Harry started stammering and was about to cry. “Now, listen, fella! I know you’re a right guy and I know I’m in the right place. I’ve known for years that I would go to heaven when I died. I was promised a place in heaven.”

“Who promised you?”

“Some very important people in my church, that’s who!”

“Oh, I think I’m beginning to understand! Was this promise somehow based on lucre?”

“What does lucre mean? You need to speak English here!”

“Was money involved? Were you promised a place in heaven depending on how much money you gave to the church?”

Bingo! You’re not as dumb as you look, Jocko! You are absolutely correct! I gave mucho money to the church over the years! Look it up!”

“I don’t wish to be rude to you, sir, but you’re not supposed to be here. You’ve been misdirected.”

Harry covered his face with his hands and began crying. When he was able to speak again, he said, “So, what am I supposed to do, then? Am I supposed to stand here by this goddamn gate like a crazy person throughout all eternity?”

“No, sir. You don’t have to do that,” the gate keeper said. “Your bus will be along shortly.”

“Bus? You have buses here?”

“Yes, a bus will come along in a little while. All you need to do is get on the bus and it will take you where you belong.”

“Another part of heaven? Is that where the bus will take me?”

“Just get on the bus.”

Harry opened his mouth to ask another question, but the gate keeper was gone.

He wiped away his tears and composed himself, gratified at what the gate keeper had said. A bus would be along to take him where he needed to go. Another part of heaven, no doubt. What else could it be?

In a little while, an enormous bus parted the clouds and came roaring to a stop in front of the gate. With a smile and without a moment’s hesitation, he got on the bus, ready to be kind to everybody.

The other people on the bus were faceless nonentities, but he didn’t care. He didn’t feel like talking to anybody, anyway. He took a seat about halfway back and continued to smile, happy that his problems were over.

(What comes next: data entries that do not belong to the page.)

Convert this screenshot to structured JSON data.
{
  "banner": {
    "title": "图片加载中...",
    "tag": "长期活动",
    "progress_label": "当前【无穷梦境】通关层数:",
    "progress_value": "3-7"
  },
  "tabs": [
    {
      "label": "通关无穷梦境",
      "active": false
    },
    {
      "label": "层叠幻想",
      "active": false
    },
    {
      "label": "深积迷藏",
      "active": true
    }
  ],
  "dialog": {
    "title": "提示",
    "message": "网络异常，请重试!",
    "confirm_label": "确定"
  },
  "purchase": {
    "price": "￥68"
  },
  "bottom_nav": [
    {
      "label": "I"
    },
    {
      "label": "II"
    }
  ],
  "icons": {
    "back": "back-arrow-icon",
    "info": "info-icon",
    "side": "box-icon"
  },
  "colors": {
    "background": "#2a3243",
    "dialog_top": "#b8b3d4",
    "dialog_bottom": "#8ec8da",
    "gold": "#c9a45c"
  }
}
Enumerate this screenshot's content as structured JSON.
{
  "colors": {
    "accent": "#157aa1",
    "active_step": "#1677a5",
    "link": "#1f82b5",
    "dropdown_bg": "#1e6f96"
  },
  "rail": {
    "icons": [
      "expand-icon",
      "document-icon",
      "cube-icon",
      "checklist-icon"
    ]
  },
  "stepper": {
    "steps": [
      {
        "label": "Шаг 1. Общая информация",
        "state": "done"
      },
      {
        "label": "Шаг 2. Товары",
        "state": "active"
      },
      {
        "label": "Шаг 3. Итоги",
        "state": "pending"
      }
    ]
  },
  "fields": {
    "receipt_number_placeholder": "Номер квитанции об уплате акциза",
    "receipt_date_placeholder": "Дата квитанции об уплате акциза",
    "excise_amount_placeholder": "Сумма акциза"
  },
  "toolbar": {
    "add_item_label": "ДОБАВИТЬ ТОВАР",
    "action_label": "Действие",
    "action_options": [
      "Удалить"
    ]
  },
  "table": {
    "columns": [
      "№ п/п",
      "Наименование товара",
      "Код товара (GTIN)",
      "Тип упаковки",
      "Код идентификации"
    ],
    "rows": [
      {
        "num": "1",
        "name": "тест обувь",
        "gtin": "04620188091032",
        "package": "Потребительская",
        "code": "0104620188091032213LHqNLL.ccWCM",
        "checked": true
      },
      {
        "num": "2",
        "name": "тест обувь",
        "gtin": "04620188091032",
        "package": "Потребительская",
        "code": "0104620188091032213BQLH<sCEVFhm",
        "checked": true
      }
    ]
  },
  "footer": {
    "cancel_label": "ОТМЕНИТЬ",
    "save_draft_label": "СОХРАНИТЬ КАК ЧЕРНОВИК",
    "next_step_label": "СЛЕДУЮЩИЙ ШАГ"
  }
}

From where he sat, though, he could see the face of the driver in the mirror above the driver’s head. The driver, who seemed to be the only person on the bus with a face, was looking at him, watching him, in the mirror. The bus swerved to avoid hitting a porcupine and he was thrown a little off-balance. He caught himself on the back of the seat in front of him, and when he again looked at the driver’s face in the mirror he knew he had seen those eyes before: they were the eyes of his own father.

His father was a difficult and unlikeable man, dead for thirty years. It all came back to him, then: how he hated that man when he was growing up;  how that man belittled him, called him names, and how he made him feel he was less than nothing.

He wasn’t looking only at his father, though. He was looking at himself, seeing himself, for the first time, as he really was.

“How cruel is life!” he said. “I never wanted to be like him! It wasn’t my fault!”

But the other passengers on the bus paid no attention. They all had problems of their own.

A sudden rain storm came up and the bus trundled on.